Study Finds Nearly Half of AI APIs in Research are Fake
A startling study found that nearly half of the 17 AI API proxies used in 187 different research papers were either fake or completely unverifiable. The findings highlight significant reliability and reproducibility issues within the ML research tooling ecosystem.
The study, titled "Real Money, Fake Models: Deceptive Model Claims in Shadow APIs," audited 17 third-party services providing access to large language models. These "shadow APIs" are often used by researchers to bypass the high costs, payment barriers, or regional restrictions of official APIs for models like GPT-4 and Gemini. Researchers identified 187 academic papers that utilized these shadow APIs, with one of the most popular services being cited nearly 6,000 times.
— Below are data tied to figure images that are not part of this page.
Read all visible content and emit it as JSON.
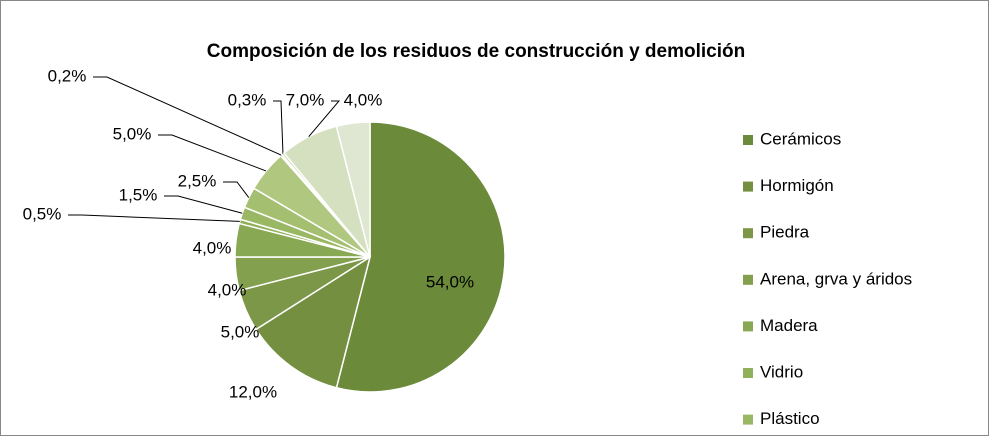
{
  "chart_data": {
    "type": "pie",
    "title": "Composición de los residuos de construcción y demolición",
    "categories": [
      "Cerámicos",
      "Hormigón",
      "Piedra",
      "Arena, grva y áridos",
      "Madera",
      "Vidrio",
      "Plástico",
      null,
      null,
      null,
      null,
      null,
      null
    ],
    "values": [
      54.0,
      12.0,
      5.0,
      4.0,
      4.0,
      0.5,
      1.5,
      2.5,
      5.0,
      0.2,
      0.3,
      7.0,
      4.0
    ],
    "value_labels": [
      "54,0%",
      "12,0%",
      "5,0%",
      "4,0%",
      "4,0%",
      "0,5%",
      "1,5%",
      "2,5%",
      "5,0%",
      "0,2%",
      "0,3%",
      "7,0%",
      "4,0%"
    ],
    "colors": [
      "#6b8a3a",
      "#748f40",
      "#7b9747",
      "#82a04d",
      "#89a853",
      "#91b05a",
      "#9ab864",
      "#a4bf70",
      "#b0c780",
      "#bccf94",
      "#c8d8a8",
      "#d4e0bf",
      "#dfe7d2"
    ],
    "legend": "right"
  }
}
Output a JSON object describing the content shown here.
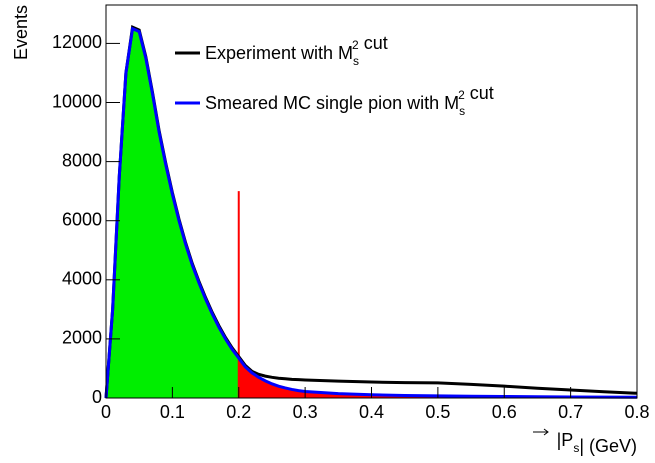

The use of such services is particularly prevalent in regions with restricted access to the official APIs, which are often priced for enterprise-level customers, posing a challenge for individual academics or students. The investigation uncovered significant performance differences between the shadow and official APIs. On a medical benchmark test, the accuracy of one model plunged from 83.82% using the official API to around 37% through the shadow services. This discrepancy critically undermines the validity and reproducibility of the research findings. The problem extends beyond performance, with the study finding that 45.83% of fingerprinting tests to verify the model's identity failed. This indicates that researchers may not even be using the AI model they believe they are, further compounding the reproducibility crisis in machine learning research. This issue of unverifiable tools is part of a larger conversation about research integrity in the age of AI. The academic community is already grappling with a surge in AI-generated fake research papers and fabricated data, which threatens to erode public trust in scientific findings. Ensuring the reliability of research is a cornerstone of scientific progress. The inability to reproduce results, whether due to fake APIs or other factors, can waste resources, hinder innovation, and lead to flawed conclusions being built upon by other researchers.